Die fünf Millionen Euro plus der Stadtwerke werden aber komplett von den Verlusten in Schwäbisch Hall aufgefressen. 3,3 Millionen Euro gehen bei den Stadtwerken baden. So hoch war das Defizit im vergangenen Jahr im Schenkenseebad. Die teure Sanierung schlägt zu Buche. Zudem stehen 2,1 Millionen in Rot am Ende der Bilanz fürs Parken. Während auf Facebook über die Erhöhung der Parkgebühren geklagt wird, hätten nur wenige Beschwerden die Stadtwerke erreicht. „Mir ist da nichts zu Ohren gekommen. In den Geschäften wird vielleicht darüber gesprochen“, sagt Gentner.

Teure Tiefgaragen

Die Erhöhung der Gebühren könnte aber bei weitem das Minus nicht ausgleichen. „Die Parkgebühren sind so gering, dass mit ihnen gerade der laufende Betrieb gedeckt werden kann. Der besteht aus Kosten für Strom, Lüftung, Reinigung, Automatenbefüllung und Softwarelizenzen.“ Sprich: Alle Neubauten, wie der auf der Weilerwiese, schlagen als Minus zu Buche. Selbst wenn das Bad in den nächsten Jahren finanziell besser dastehe, müsse „dauerhaft mit einem Minus von fünf Millionen Euro aus dem Bereich Bäder und Parkierung gerechnet werden“. Die Sanierung der Tiefgarage unter dem Landratsamt stehe an. Zudem soll das Bahnhofsareal eine Tiefgarage erhalten.
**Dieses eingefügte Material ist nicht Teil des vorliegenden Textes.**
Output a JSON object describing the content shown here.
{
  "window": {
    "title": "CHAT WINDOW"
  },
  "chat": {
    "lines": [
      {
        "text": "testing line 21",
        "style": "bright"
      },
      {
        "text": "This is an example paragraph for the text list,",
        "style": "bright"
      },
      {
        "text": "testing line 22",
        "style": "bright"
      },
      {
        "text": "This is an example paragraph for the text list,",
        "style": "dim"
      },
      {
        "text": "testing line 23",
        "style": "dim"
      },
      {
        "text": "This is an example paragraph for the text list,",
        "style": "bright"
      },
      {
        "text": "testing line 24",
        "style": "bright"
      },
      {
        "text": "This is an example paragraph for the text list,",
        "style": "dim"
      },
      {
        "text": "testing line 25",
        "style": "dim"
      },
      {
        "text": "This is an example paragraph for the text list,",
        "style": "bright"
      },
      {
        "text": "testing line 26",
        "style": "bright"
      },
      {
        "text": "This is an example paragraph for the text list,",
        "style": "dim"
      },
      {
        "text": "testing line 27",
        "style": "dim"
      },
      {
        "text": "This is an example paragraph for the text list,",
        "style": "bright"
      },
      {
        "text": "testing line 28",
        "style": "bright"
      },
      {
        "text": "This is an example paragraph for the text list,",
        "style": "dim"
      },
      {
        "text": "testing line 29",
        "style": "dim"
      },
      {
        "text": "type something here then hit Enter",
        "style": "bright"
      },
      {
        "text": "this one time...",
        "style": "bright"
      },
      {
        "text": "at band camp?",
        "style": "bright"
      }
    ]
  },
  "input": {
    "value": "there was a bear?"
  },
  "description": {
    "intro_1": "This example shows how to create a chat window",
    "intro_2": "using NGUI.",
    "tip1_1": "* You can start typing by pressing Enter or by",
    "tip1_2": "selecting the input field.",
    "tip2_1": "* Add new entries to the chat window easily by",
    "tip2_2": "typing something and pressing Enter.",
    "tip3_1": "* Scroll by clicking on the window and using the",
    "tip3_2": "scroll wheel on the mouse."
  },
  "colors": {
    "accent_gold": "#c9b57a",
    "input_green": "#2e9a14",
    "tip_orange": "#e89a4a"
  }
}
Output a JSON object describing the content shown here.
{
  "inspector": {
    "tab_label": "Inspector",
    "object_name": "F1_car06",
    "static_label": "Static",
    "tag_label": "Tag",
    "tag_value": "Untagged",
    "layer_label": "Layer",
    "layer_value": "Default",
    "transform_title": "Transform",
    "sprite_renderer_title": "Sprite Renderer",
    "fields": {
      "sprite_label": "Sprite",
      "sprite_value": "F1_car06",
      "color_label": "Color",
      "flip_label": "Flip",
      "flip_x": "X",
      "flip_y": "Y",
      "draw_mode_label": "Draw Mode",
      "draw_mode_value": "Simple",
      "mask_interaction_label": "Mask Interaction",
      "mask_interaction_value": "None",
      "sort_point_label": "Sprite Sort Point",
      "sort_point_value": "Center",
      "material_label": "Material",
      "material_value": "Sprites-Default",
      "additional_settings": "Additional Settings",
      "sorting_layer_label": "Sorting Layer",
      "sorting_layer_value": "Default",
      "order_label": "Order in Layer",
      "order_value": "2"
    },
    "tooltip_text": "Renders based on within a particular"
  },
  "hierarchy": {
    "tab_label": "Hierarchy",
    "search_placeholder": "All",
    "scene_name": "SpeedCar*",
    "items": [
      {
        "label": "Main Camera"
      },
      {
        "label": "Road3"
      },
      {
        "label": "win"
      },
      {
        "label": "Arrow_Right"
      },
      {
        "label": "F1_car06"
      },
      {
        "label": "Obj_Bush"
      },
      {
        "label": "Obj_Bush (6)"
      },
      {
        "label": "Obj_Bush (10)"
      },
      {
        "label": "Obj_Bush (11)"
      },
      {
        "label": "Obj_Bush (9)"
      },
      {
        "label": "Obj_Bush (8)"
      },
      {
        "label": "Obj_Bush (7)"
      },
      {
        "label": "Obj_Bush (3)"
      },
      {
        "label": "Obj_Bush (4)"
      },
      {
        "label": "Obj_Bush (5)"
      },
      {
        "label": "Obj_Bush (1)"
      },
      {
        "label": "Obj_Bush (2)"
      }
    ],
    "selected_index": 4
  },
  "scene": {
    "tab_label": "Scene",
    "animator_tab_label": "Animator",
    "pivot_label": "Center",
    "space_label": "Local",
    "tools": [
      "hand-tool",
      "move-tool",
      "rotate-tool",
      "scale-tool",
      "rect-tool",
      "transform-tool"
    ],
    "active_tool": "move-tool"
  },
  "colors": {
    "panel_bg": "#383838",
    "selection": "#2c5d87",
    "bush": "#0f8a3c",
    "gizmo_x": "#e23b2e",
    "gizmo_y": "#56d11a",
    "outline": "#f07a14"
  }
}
Die Stadtwerke schließen aber nicht mit einer Null ab. Dafür sorgen die letzten fünf Millionen Euro in der Rechnung. Die werden durch den Service für Energiehändler erwirtschaftet. Schließt ein Kunde einen Vertrag mit einem Stromanbieter in Kiel ab, kann es sein, dass vom Vertrag bis zum Stromeinkauf der Rest in Hall geregelt wird.

Dieser Service lohnt sich. Obwohl die Haller erst seit kurzem in Österreich aktiv sind, haben sie dort schon 25 Prozent des Marktes im Bereich dieser Dienstleistung erobert. Ronald Pfitzer leitet diesen Bereich, der sich Sherpa nennt. Mit Dienstleistungen und Beteiligungen außerhalb von Hall werden fünf Millionen Euro erwirtschaftet.

Geld in die Rücklagen

Da die Stadtwerke eine städtische Tochter sind, wird über die Verteilung des Ergebnisses letztendlich im Gemeinderat entschieden. Die Geschäftsführer schlagen vor, 3,5 Millionen der 5 Millionen Euro den Rücklagen zuzuführen. Grund: Es stehen hohe Investitionen in die Parkhäuser an. Zudem müssten die Kraftwerke erneuert werden. Dafür würden 9 Millionen Euro  allein in den nächsten beiden Jahren benötigt.